To My Mother Poem by Roden Berkeley Wriothesley Noel

To My Mother



I am weeping, mother, in your empty chamber;
Beyond the pane, a fair familiar scene;
As a far dream only may the man remember
All the mirth of childhood that hath been -
Hath been here about thy young joy, O my mother,
All the mirth and laughter of a child!
Was it I, indeed, and not another,
Whom you folded in your dear arms undefiled?
Here you came to bless the dreaming boy;
All is melted to a memory uncertain,
Evening prayer, the game, and many a toy.
Clad in tender vivid verdure, early summer
Kindless leaf and bloom about the land,
While the nightingale, our passionate early comer,
Overflows in song for one at hand.
Winds the river in the valley by the meadow,
By the old grey bridge, anear the water-mill;
Old elms are on the green lawn with their shadow,
A bloom involves the orchard on the hill.
You were wont to give me orange-petal candied,
From the china bird, laid yonder near the clock . . .
Ah! visionary seasons, are ye banded
To weave illusion round me and to mock?
In the chestnut grove our nest, where in the leaf-time
We children took our strawberries and tea,
Hath fallen; dove, and cuckoo here renew their brief time,
Pale primrose, and the windflower, wood-anemone.
While I recall delightful days of childhood
In the home of our forefathers, when from school
I came to wander with you in the wild wood,
And my happiness ran over, very full.
How I lingered on the hard road in the damp night,
When you left me at my school, until aloof
I beheld no more your lessening line of lamplight,
Nor heard the minished trample of the hoof!
Among German forest-firs you tell the story,
As we go, her hand who died, and mine in yours.
Ah! the bonfire on the hillside, and the glory
Of our rural meal among the bilberry bowers!
Then a cottage o'er a torrent-haunted valley
In the summer-sounding vines was our abode,
Where Morn and Eve upon the mount continually
Wrought a robe of glory, as for God.*
Yearly, later, on an evening of the winter weather,
With our youngest born who died we came to you:
On arrival, what a welcome, at the meal we ate together,
You gave to weans, and wife, and me, so tender and so true! . . . .
All our converse in my manhood! by the healthful ocean-margin,
Or where we loved to hail the holy morning-glow,
Beyond blue water, on the mountain men have named the Virgin,**
On the glory of her heavenward height of pure and solemn snow.
In the isle where cloudy, melancholy Blaaven,
Of noble mould, empurpled, rules the heaving sea,
You, enfeebled, I supported from the haven,
To where Coruisk glooms crag-immured in lone sublimity. . . .
And the churchyard lieth beautiful to-day, love,
As in yonder dearer, earlier time,
When we wandered hand in hand with you in May, love,
We children, you in all your lovely prime!
Every green grave is a garden gently tended,
And birds sing in the orchard near the dead,
Meet repose for one whose day serenely ended,
Very weary, when the saintly spirit fled!
Joy was yours, and yet your life knew much of anguish,
Disenchantment, weariness, and pain;
In the later years of weakness, when I saw you languish,
I felt our aching void would be your gain.

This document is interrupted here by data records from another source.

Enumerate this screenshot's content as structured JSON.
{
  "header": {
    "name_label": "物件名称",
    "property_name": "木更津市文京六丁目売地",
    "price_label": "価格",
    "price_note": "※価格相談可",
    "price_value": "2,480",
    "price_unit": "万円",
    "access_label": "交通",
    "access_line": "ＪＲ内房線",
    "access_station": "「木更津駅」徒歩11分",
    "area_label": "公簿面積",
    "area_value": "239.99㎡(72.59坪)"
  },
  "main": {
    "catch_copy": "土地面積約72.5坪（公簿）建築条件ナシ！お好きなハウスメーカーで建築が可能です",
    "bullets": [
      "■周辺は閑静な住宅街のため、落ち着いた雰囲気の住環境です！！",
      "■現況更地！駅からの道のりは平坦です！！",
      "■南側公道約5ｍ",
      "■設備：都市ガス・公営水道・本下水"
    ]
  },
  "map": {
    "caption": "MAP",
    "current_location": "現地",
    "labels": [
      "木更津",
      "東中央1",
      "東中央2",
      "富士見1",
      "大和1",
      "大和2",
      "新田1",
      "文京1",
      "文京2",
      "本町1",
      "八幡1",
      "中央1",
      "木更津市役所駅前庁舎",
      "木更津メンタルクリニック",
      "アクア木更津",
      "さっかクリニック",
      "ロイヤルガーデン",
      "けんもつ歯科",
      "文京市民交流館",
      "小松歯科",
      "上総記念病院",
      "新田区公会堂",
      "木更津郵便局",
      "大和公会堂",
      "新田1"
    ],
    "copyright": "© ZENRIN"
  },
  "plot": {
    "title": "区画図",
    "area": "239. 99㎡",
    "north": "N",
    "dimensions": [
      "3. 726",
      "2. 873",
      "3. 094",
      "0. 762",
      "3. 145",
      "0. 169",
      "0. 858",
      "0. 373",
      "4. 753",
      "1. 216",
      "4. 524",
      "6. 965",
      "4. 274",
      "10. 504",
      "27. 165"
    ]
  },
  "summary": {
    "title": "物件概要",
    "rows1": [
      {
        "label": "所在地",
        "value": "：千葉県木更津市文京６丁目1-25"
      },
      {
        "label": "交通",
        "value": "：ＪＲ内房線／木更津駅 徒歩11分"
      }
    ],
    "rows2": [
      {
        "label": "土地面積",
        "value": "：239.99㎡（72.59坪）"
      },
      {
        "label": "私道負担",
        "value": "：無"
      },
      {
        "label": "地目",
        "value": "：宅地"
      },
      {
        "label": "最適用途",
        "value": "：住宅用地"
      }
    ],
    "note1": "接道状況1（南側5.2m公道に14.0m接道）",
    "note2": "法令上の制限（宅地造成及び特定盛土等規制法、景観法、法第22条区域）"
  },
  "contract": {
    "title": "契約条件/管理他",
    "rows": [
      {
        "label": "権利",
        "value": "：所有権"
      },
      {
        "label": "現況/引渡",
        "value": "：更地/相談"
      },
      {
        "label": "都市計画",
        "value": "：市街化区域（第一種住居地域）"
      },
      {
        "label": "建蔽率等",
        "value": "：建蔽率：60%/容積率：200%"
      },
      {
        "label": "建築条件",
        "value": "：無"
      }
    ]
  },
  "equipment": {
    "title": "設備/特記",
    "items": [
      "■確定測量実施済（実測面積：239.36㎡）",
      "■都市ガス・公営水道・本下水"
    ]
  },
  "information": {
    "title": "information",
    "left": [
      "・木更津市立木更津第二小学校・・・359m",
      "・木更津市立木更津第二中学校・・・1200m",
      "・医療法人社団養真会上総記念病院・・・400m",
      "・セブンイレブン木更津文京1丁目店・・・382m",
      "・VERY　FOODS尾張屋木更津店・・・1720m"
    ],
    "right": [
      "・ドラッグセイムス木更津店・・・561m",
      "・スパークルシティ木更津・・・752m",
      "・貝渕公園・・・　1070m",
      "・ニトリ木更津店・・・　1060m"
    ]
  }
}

Love unfailing, kindly counsel, all the pleasure
In your mere delightful presence, and your smile!
It is a loss that none may map or measure;
Life will feel it every weary mile!
O you, who were so kind and so forgiving,
If I grieved you, how my heavy heart hath bled!
Ah! and though unloyal hours may wrong the living,
We never think unkindly of the dead!
Friend in need, O consolation of the mourner,
Faithful heart, who suffered unremoved!
You leaned upon the Faithful, not a scorner;
You loved well; yea, and you were well-beloved.
A little lamb is playing in the orchard,
Faery gleams are fleeting on the hill;
There is a breadth of lilac in the churchyard,
And the dead are lying very still.
All the vernal loveliness a shadow
Of lovelier havens wherein you abide,
Cooler woodland water, warmer meadow,
In the love of Him, who healed you when you died!
Faded letters, and our pilgrimage in dreaming
Raise the dead, more dear than living men,
For, however we believe it only seeming,
Night brings them warm and real to our arms again!
It may be, mother mine, when you departed,
White and silent, that you did not wholly go,
Never left your children broken-hearted,
Help them more, are nearer than they know.
And your remembered tones are more than music,
More than day the memory of your smile;
Clear from all the cadences of sorrow,
May I hear them, and behold them in a little while!
Our eldest, and our youngest, are they gone now?
For a moment I may linger by the grave;
It may be that my day is nearly done now;
Lord, I would have them yonder; heal, and save!